Treatment in that study, published in 2012 in Lancet Oncology (2012;13:993-1001), showed that TAS-102 increased median overall survival to nine months versus 6.6 months in patients receiving placebo.
Also in 2012, Mayer and his colleagues presented data at the American Society of Clinical Oncology that found that Western patients responded to treatment in a similar fashion.
Individuals who had received at least two lines of chemotherapy including a fluoropyrimidine, irinotecan, and oxaliplatin received an initial TAS-102 dose level of 30 mg/m2 BID on days 1- 5 and on days 8-12 every four weeks. A second dose of 35 mg/m2, the maximum tolerable dose (MTD) in the Japanese patients was tested in 12 patients. No dose limiting toxicity (DLT) was found at the lower dose, while one DLT for grade 3 febrile neutropenia was reported at the 35 mg/m2 dose. The team reported that treated patients had the same MTD as the Japanese subjects, as well as a similar safety profile.
In an earlier study, published in 2008, a team led by Michael J. Overman, MD, Associate Professor in the Department of Gastrointestinal Medical Oncology at the University of Texas MD Anderson Cancer Center, tested TAS-102 in 15 patients with solid tumors treated three times a day at 80 mg/m2 per day, and reported that two patients had dose-limiting fatigue and granulocytopenia, the primary toxicity with treatment, while seven had grade 3 or 4 granulocytopenia with the first course.
“I think this is a positive study for such patients with refractory colorectal disease, an area where we need more options,” Overman said in an interview for this article. “Based on the [new] data, my sense is that the FDA will approve TAS-102 and that it will be utilized by patients—but that is just a prediction. The results are pretty clear-cut. We see a lot of metastatic colorectal cancer, and this drug appears to fit that space.”

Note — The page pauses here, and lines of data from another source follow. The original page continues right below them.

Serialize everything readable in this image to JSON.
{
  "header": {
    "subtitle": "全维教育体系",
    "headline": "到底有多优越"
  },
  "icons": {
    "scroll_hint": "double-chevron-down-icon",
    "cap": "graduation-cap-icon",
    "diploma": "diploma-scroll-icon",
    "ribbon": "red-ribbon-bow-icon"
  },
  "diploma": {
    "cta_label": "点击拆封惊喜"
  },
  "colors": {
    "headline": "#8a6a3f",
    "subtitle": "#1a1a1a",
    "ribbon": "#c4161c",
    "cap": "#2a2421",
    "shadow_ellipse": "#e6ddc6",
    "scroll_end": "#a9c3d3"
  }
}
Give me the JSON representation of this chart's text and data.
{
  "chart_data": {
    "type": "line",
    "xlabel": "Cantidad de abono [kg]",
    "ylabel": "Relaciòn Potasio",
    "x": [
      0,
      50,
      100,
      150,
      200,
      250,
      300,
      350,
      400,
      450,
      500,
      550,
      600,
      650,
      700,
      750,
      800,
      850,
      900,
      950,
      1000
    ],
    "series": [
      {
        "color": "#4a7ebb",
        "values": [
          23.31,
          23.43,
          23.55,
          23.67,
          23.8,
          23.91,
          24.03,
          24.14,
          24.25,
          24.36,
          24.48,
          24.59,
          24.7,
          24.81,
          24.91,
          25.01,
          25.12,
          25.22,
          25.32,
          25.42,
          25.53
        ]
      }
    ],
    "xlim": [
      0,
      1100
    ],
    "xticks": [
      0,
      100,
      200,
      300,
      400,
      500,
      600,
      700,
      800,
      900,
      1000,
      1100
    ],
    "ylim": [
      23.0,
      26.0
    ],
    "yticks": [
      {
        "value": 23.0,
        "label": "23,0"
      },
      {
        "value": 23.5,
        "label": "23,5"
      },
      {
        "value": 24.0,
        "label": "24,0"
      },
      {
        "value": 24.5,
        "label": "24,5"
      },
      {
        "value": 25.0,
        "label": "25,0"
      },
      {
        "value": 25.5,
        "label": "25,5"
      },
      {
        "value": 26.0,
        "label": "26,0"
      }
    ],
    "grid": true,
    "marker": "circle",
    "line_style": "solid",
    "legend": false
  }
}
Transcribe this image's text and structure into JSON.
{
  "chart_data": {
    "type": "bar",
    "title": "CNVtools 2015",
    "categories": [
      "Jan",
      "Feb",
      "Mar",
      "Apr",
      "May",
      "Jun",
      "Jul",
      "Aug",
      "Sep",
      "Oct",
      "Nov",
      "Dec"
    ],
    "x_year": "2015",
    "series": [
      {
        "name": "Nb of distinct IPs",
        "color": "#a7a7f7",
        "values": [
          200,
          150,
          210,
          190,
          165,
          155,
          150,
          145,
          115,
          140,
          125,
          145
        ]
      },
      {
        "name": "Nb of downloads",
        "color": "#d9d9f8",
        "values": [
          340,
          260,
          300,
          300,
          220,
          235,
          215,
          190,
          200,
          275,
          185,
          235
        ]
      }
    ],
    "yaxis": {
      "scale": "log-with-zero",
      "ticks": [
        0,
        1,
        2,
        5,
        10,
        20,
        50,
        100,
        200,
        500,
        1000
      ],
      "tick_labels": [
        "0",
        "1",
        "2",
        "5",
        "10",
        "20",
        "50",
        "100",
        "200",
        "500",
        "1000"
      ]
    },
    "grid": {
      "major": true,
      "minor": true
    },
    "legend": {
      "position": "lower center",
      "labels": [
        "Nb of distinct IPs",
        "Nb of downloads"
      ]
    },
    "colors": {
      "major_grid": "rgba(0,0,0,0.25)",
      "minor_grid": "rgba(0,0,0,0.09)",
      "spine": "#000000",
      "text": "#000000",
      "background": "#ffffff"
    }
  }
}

However he said that if and when TAS-102 receives FDA approval oncologists will still have to make a choice between options, and that is likely to hinge on its side effects.
For example, he noted, regorafenib, which received FDA approval in 2012 for use in patients with previously treated metastatic colorectal cancer, has different adverse events than TAS-102, and while the most common events reported in the Mayer et al study were neutropenia and leukopenia—symptoms that most patients may not be aware of—those most common with regorafenib are difficult for patients to ignore, such as mucositis, diarrhea, and fatigue.
“My experience with regorafenib is that there is a lot of toxicity, also including hand-foot syndrome,” Overman said. “With TAS-102 though, the side effects involve the bone marrow and are therefore not as evident.”
Another big question, he said, will be whether administering TAS-102 earlier might affect disease progression: “Given the difference in the nature of the respective side effects profiles of the two drugs and the similar survival benefits, I think oncologists are going to have to make a choice about which one to recommend should TAS-102 become available.”